I've focused on the big cats’ presence in contemporary popular Western fashion, and the power and independence of these magnificent animals we reference when we wear leopard print. Admiration for them is represented in thousands of years of art from around the world, relating in particular to the cats’ frequent inclusion in mythological, spiritual, and religious iconography. Associating with the best qualities of nature is one of the ways humans express themselves, and to identify with the leopard is to identify with strength, adaptability, and independence. When we wear the print, we declare our association with these incredible animals.

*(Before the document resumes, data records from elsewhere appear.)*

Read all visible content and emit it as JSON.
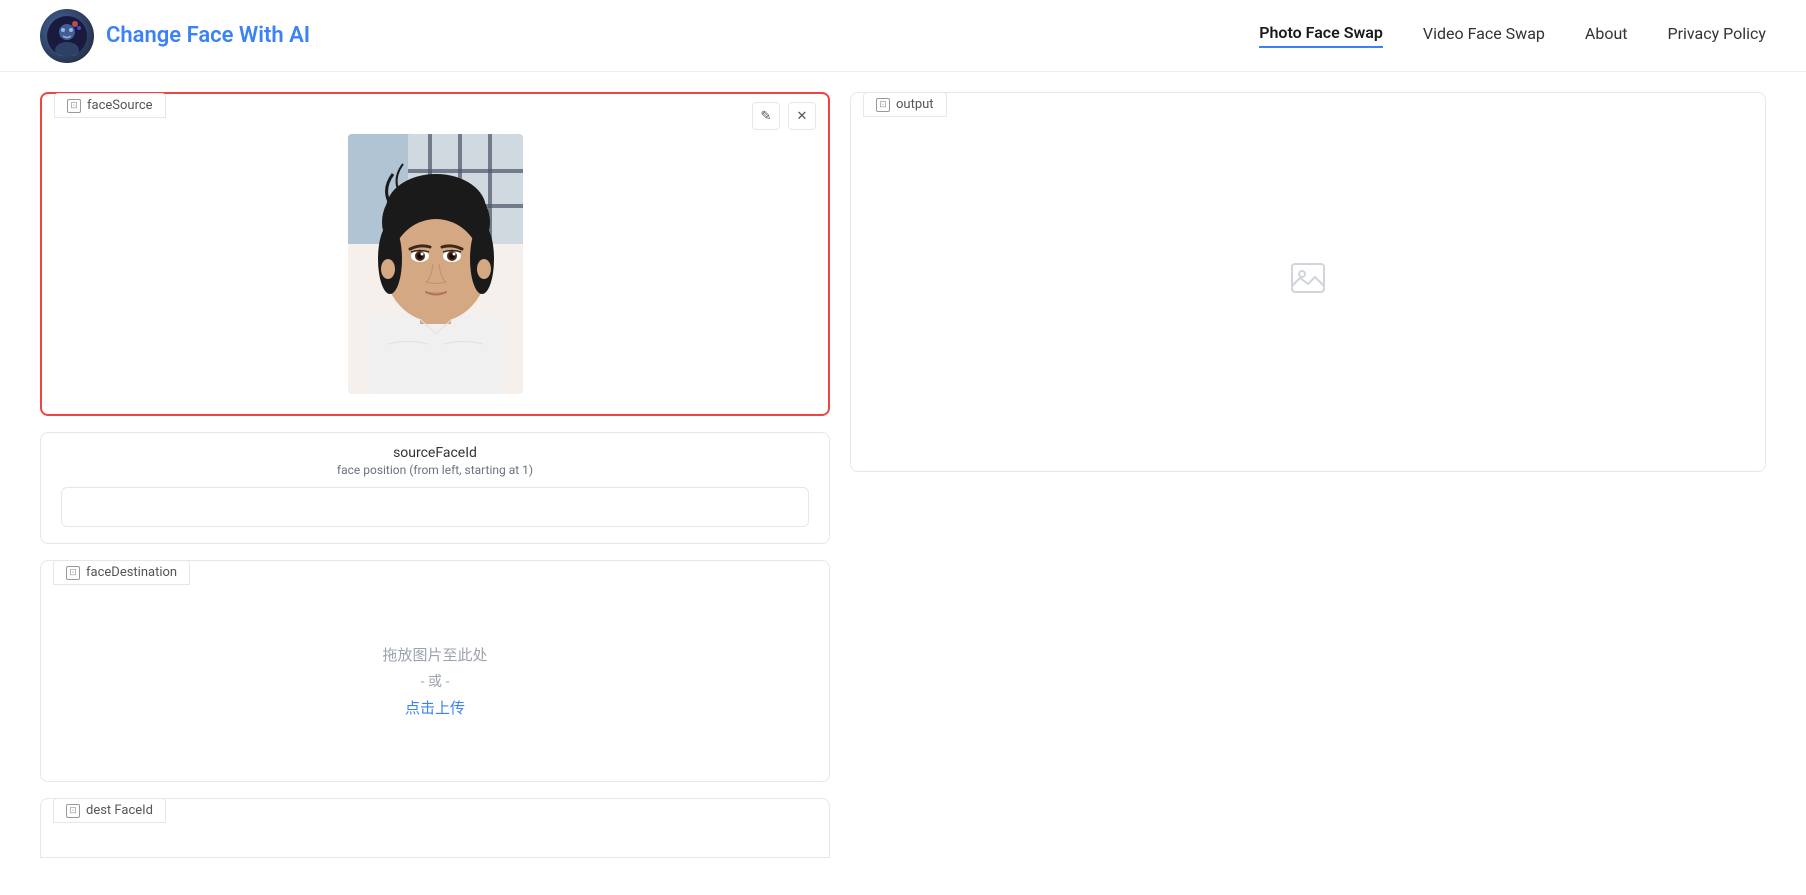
{
  "header": {
    "logo_alt": "Change Face With AI logo",
    "title": "Change Face With AI",
    "nav": [
      {
        "label": "Photo Face Swap",
        "active": true
      },
      {
        "label": "Video Face Swap",
        "active": false
      },
      {
        "label": "About",
        "active": false
      },
      {
        "label": "Privacy Policy",
        "active": false
      }
    ]
  },
  "left": {
    "face_source": {
      "tab_label": "faceSource",
      "edit_icon": "✎",
      "close_icon": "✕"
    },
    "source_face_id": {
      "label": "sourceFaceId",
      "sublabel": "face position (from left, starting at 1)",
      "input_placeholder": "",
      "input_value": ""
    },
    "face_destination": {
      "tab_label": "faceDestination",
      "drop_text": "拖放图片至此处",
      "or_text": "- 或 -",
      "upload_text": "点击上传"
    },
    "bottom_tab_label": "dest FaceId"
  },
  "right": {
    "output": {
      "tab_label": "output",
      "empty_icon": "image-placeholder"
    }
  }
}
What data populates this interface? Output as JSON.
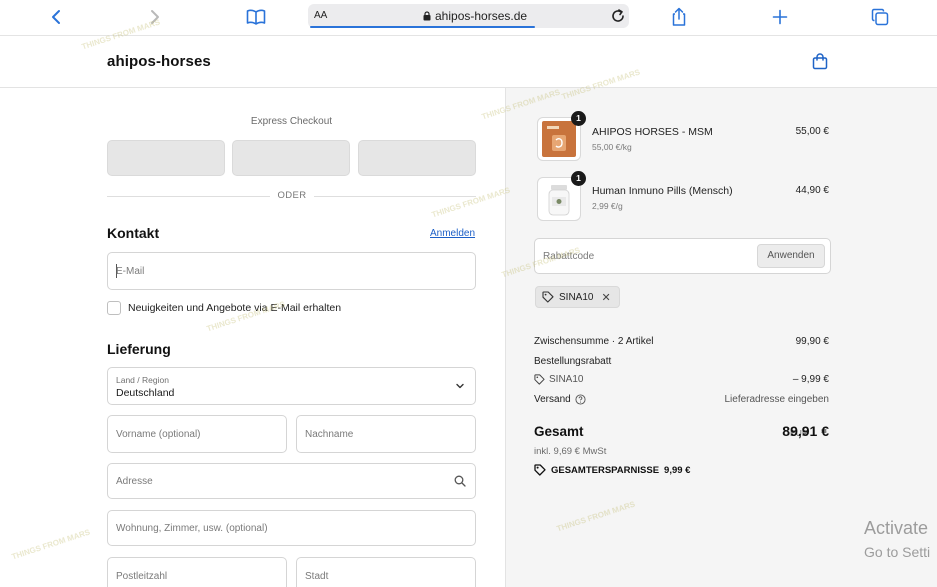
{
  "browser": {
    "text_size_label": "AA",
    "url": "ahipos-horses.de",
    "load_progress": 0.7
  },
  "shop": {
    "name": "ahipos-horses"
  },
  "express": {
    "label": "Express Checkout",
    "divider": "ODER"
  },
  "contact": {
    "title": "Kontakt",
    "login_link": "Anmelden",
    "email_placeholder": "E-Mail",
    "newsletter_label": "Neuigkeiten und Angebote via E-Mail erhalten",
    "newsletter_checked": false
  },
  "delivery": {
    "title": "Lieferung",
    "country_label": "Land / Region",
    "country_value": "Deutschland",
    "first_name_placeholder": "Vorname (optional)",
    "last_name_placeholder": "Nachname",
    "address_placeholder": "Adresse",
    "apartment_placeholder": "Wohnung, Zimmer, usw. (optional)",
    "zip_placeholder": "Postleitzahl",
    "city_placeholder": "Stadt"
  },
  "cart": {
    "items": [
      {
        "name": "AHIPOS HORSES - MSM",
        "unit_price": "55,00 €/kg",
        "price": "55,00 €",
        "quantity": "1",
        "thumb_color": "#c8733c"
      },
      {
        "name": "Human Inmuno Pills (Mensch)",
        "unit_price": "2,99 €/g",
        "price": "44,90 €",
        "quantity": "1",
        "thumb_color": "#eaeaea"
      }
    ],
    "discount_placeholder": "Rabattcode",
    "apply_label": "Anwenden",
    "applied_code": "SINA10",
    "subtotal_label": "Zwischensumme · 2 Artikel",
    "subtotal_value": "99,90 €",
    "order_discount_label": "Bestellungsrabatt",
    "discount_code_line": "SINA10",
    "discount_value": "– 9,99 €",
    "shipping_label": "Versand",
    "shipping_value": "Lieferadresse eingeben",
    "total_label": "Gesamt",
    "currency": "EUR",
    "total_value": "89,91 €",
    "tax_note": "inkl. 9,69 € MwSt",
    "savings_label": "GESAMTERSPARNISSE",
    "savings_value": "9,99 €"
  },
  "os_overlay": {
    "line1": "Activate",
    "line2": "Go to Setti"
  },
  "watermark": "THINGS FROM MARS",
  "colors": {
    "link": "#1c5fc7",
    "summary_bg": "#f5f5f5",
    "progress": "#2a73d9"
  }
}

The histories of both fur and textiles relate to natural resources, social strata, and spiritual practices on every continent. While my book is focused on the modern definition of "leopard print," our passion for wearing leopard spots is nothing new. In the 21st Century, we use the term "leopard print" to refer to a pattern on fabric that is practically a symbol of the right to choose what we wear. However, big cats, particularly leopards, lions, jaguars, and tigers, have been symbols of power and authority everywhere they are known, for thousands of years. Aztecs assigned the jaguar role to high-ranking warriors. In China the tiger has been considered the king of beasts, while in Europe it has been the lion. In many regions and countries in Africa, leopard pelts have been a sign of pride, bravery, achievement, wisdom, and power, and South African Zulus wore crowns and capes made of leopard pelts to signal their faith and status. In 20th century DRCongo/Zaire, military dictator Mobutu Sese Seko regularly wore a leopard skin hat, and later anti-apartheid activist Nelson Mandela wore leopard skins to release a dove at a rally to remember victims of a massacre and promote peace. These days some African leaders who wear leopard use faux fur to help protect the threatened species. Because leopards' fur has been so popular, their markings on textiles have been less common before the 20th century and the mass production of both natural and artificial fabrics. Historically leopard patterns were sometimes represented by stylized, often geometric patterns in African textiles, while on Asian textiles big cats were most commonly represented as full figures of the animals, yet in these antique textiles one rarely sees what we think of as leopard print. It became popular among wealthy Europeans in the 18th Century as countries amde both exploratory and military excursions to regions where the cats reigned.
The modern homage to the magnificence of big cats on fashion fabrics is connected to admiration of and aspiration to their best qualities -- self-sufficiency, physical prowess, resilience, and, above all, the quality of being fierce. The western practice of wearing leopard fur coats just for fashion was fortunately banned in the early 1970s. While I show those fur styles in the book so readers can see the influence of their silhouettes and details, I hope this book inspires people who love leopard print to find a greater love for living leopards as well and to not wear their fur, and encourages them to join the fight for their survival.
Not only can we refrain from wearing their fur, we can look at what constitutes sustainable fashion in ways that help preserve their habitats. This includes upcycling, recycling, and ethical manufacturing and disposal of clothing. Ethical manufacturing includes understanding the effects our industries have on the animals and their environments, as well as on the people who work in those industries, their health, their communities, and their economies. Sustainable fashion is not just an ideal, but a modern imperative. In my book I describe organizations that address these concerns. I urge you to support these organizations by raising awareness about them, donating if you can, and volunteering if you’re able. We will all benefit from a fashion industry that is as concerned with the bigger picture as with the biggest bottom line.
While researching this topic I found amazing heroes, goddesses, icons, trophy wives, bad mothers, supervillains, activists, fashion designers, and plenty of bold women who are willing to be seen. I can't wait for you to meet them! But most of all, I can’t wait for you to meet the cats themselves.